Monday, October 05, 2015

When "glorification" isn't

I have written many, many times about this before (because, unfortunately, I’ve had so many occasions to do so). But Slate has outdone me here: 

Key sentence: “Journalists are not supposed to elide relevant facts when reporting a news story just because reporting those facts might strike some people as offensive or wrong.”

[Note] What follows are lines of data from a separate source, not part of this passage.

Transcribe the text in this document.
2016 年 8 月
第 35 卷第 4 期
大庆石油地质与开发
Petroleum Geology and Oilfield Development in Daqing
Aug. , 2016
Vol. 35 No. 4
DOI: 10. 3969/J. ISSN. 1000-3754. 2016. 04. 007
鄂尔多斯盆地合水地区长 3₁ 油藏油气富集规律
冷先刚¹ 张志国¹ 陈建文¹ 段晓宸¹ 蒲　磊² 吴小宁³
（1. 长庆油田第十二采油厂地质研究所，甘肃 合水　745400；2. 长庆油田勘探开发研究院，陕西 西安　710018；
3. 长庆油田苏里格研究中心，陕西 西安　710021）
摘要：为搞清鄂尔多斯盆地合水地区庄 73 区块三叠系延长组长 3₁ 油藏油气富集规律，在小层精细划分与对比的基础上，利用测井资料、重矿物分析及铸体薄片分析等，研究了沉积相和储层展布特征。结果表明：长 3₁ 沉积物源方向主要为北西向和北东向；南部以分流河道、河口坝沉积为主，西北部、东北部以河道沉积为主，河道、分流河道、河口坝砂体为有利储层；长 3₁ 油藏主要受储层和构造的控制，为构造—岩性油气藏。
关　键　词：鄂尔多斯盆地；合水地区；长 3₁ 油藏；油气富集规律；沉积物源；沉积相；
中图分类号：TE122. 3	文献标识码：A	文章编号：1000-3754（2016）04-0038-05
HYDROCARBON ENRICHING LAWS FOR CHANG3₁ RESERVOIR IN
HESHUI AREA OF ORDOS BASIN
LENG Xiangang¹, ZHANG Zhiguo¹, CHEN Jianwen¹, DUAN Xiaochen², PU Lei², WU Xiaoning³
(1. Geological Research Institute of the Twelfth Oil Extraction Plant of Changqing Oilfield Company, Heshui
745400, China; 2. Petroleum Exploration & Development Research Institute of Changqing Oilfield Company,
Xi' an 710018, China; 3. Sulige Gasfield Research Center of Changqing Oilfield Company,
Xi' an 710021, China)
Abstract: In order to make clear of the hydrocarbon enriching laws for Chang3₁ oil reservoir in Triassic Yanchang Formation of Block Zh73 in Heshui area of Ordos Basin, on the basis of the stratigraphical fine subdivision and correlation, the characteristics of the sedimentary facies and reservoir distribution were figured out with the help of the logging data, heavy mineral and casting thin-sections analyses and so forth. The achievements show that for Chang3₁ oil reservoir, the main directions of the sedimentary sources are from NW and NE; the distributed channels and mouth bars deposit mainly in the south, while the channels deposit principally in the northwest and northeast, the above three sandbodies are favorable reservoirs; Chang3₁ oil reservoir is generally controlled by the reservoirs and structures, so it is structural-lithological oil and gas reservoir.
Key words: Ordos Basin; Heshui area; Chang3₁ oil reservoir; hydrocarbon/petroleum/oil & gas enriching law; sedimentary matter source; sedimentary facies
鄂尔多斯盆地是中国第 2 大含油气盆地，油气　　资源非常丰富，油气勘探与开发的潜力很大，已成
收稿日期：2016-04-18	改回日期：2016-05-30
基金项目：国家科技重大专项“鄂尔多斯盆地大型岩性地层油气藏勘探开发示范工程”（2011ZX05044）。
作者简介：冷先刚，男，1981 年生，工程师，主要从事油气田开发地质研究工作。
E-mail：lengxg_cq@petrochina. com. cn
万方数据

This is perhaps the most common refrain that journalists hear in the aftermath of tragedies. Why glorify the guy? Why upset people with details?

First question first.

Mentioning the suspect’s name and story isn’t glorifying anyone. It’s reporting the truth, which is (ideally) the point of journalism. It has a purpose — aside from simply disseminating the facts (which will always be needed in a world where conjecture would otherwise swirl in a vacuum), it can possibly start a conversation as to why he did it and how to thwart such ills in the future.

“But you’re giving the killer the notoriety he wanted!”

Instead of complaining that disclosing a shooter’s name will inspire copycats, maybe we should ask why, in the supposedly richest and most prosperous nation the world, we have so many people inspired to damage society. Where does that nihilistic feeling of nothing to lose come from? Is it the economy? Is it mental illness? Both? Neither? All of the above and more? Maybe confront those ills first. People who are mentally sound and happy with their lives don’t massacre others.

Second question: “Why upset people with details?”

This conveys a profound misunderstanding of what journalism is and what it does. Playing to the most sensitive sensibilities would barely let the weather report get out.

Journalists constantly exercise discretion based on their audience, beat, relevance of information and other numerous factors. But the primary standard is the truth. If something is known and there is no pressing reason to keep it under wraps (such as lack of official confirmation or that it’s an unreleased, sensitive detail in an investigation), then it must get out there. It’s not always what we want to see or hear, but that (as I’ve said so many times before) is the nature of news. How we absorb it (or not) is up to our discretion as individuals.

The primary hallmark of democracy is an open flow of information. Censoring news, however supposedly noble the intent, violates that standard. In a free world, we have the freedom to turn away. Those who want to know deserve to know.